Strongly electroweak phase transition with $U(1)_{L_μ-L_τ}$ gauged non-zero hypercharge triplet
Shilpa Jangid, Anirban Biswas, Seong Chan Park
TL;DR
This work extends the Standard Model by adding three hypercharge-carrying scalar triplets charged under $U(1)_{L_\mu-L_\tau}$ and studies their impact on vacuum stability, perturbativity, and the electroweak phase transition. The two-loop renormalization-group analysis shows vacuum stability up to the Planck scale, while perturbativity breaks near $10^{12}$ GeV, rendering the model an effective theory above that scale. The triplets contribute to the finite-temperature potential in a way that induces a strongly first-order electroweak phase transition, with several benchmark points predicting gravitational waves in the LISA and BBO bands. These benchmarks also imply testable collider signatures and deviations in the Higgs trilinear coupling, linking early-Universe dynamics to near-future experimental probes. Overall, the model provides a coherent framework for stable electroweak vacuum, strong EWPT, and GW phenomenology within a well-defined effective-field-theory regime.
Abstract
This article considers three non-zero hypercharge triplets as an extension of the Standard Model Higgs doublet.
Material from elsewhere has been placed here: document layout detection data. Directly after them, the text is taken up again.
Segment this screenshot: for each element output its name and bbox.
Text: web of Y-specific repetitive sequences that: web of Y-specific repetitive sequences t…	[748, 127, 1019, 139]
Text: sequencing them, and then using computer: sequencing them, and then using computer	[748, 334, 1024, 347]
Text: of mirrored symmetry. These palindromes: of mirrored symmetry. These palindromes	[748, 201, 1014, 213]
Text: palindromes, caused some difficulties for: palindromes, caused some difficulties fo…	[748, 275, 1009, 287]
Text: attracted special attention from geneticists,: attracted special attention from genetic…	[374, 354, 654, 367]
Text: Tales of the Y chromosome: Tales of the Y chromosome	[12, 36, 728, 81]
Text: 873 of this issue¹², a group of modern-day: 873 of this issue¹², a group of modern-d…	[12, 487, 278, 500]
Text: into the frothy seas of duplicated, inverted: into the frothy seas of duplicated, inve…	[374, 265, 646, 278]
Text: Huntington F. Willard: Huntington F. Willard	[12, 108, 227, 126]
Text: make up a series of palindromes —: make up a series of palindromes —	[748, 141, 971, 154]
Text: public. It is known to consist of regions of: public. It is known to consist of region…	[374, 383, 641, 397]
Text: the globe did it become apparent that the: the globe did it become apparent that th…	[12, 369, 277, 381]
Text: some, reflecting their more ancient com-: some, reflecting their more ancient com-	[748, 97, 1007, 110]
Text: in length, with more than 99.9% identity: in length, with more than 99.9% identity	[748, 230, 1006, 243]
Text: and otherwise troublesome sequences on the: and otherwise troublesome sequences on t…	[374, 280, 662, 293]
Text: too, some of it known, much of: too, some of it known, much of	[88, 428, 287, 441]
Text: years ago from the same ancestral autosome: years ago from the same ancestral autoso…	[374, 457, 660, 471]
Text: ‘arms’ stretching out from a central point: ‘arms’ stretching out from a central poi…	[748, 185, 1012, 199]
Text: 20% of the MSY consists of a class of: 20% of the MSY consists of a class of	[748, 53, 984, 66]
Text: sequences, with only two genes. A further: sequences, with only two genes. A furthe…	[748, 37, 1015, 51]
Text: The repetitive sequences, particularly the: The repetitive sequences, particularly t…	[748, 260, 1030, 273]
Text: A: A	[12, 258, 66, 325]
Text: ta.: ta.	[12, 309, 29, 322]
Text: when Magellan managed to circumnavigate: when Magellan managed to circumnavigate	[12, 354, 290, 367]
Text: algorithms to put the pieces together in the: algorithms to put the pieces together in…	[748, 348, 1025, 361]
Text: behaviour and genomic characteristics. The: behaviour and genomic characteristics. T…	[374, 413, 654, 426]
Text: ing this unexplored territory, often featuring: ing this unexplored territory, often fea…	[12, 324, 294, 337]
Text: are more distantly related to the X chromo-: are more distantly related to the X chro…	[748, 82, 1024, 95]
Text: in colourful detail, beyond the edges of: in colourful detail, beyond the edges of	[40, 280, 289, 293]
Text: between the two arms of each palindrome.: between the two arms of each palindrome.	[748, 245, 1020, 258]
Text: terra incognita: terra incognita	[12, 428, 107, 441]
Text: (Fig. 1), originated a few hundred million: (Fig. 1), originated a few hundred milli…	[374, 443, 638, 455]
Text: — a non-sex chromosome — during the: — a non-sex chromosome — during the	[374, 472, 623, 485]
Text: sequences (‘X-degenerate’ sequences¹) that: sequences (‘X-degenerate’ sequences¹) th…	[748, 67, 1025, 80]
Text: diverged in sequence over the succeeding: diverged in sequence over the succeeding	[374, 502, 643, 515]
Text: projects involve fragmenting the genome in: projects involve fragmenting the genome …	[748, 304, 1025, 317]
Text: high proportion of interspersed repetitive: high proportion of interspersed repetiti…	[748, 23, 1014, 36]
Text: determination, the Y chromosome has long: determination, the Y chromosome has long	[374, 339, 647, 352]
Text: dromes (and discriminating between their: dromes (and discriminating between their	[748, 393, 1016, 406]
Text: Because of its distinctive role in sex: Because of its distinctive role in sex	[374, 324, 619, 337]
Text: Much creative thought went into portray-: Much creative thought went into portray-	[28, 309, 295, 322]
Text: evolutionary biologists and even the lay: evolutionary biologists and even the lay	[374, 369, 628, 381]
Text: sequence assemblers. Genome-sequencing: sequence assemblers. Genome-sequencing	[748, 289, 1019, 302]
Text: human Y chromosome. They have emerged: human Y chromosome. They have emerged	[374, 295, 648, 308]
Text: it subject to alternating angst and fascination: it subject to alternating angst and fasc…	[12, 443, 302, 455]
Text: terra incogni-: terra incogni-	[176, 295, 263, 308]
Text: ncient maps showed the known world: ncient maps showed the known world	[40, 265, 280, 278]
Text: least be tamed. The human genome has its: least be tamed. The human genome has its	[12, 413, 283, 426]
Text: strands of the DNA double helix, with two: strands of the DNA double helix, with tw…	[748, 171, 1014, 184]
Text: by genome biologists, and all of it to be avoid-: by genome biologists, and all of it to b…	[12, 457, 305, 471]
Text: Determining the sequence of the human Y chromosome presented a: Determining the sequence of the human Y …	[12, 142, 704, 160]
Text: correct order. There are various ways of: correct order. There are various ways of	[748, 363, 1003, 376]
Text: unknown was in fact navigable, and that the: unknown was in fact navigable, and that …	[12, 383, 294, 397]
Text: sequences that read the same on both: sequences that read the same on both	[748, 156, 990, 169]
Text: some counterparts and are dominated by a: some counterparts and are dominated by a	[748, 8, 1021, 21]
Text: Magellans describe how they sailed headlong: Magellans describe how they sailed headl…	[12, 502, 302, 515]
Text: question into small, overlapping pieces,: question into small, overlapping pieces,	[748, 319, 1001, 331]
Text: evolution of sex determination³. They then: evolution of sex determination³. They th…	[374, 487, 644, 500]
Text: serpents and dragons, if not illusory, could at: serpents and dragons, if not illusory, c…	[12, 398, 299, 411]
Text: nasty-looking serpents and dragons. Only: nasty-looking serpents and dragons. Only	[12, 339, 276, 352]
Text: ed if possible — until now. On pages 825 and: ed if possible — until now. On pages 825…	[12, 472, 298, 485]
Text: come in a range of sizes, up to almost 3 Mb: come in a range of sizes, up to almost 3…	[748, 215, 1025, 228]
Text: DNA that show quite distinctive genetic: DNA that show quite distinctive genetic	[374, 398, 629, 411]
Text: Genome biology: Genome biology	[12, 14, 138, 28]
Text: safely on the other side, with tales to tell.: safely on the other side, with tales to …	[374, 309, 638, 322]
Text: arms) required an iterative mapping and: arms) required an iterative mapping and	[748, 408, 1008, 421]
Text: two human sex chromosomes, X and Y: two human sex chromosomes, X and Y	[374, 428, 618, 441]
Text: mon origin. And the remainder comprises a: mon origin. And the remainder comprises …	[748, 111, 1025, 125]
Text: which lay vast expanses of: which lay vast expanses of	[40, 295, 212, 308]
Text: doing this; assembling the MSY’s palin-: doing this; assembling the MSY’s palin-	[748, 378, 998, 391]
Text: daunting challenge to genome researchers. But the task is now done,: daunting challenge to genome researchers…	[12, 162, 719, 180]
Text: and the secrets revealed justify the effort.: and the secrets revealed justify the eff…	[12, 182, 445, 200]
Under extra $U(1)_{L_μ-L_τ}$ symmetry, the triplets are charged. We examine the stability of the electroweak vacuum at the two-loop and tree-levels. The two-loop $β$-functions are found to be capable of satisfying the vacuum stability up to the Planck scale. On the other hand, only up to $10^{12}$ GeV can the perturbative unitarity be satisfied because of the increase in the positive influence from triplet degrees of freedom. For the strongly electroweak first-order phase transition, the parameter space permitted by the Planck scale stability is examined. Because the triplet degrees of freedom contribute sufficiently to the cubic term, the model satisfies the strongly first order phase transition for the triplet bare mass parameters up to the TeV scale. For all mass ranges, it is found that this model predicts a strongly first-order phase transition until the degrees of freedom are heavy enough to separate from the thermal bath. The gravitational wave signatures are tested at the benchmark places that fulfill the strongly first-order phase transition. The measurable frequency range of the LISA and BBO experiments also turns out to contain the benchmark points permitted by Planck scale stability, strongly first-order phase transition.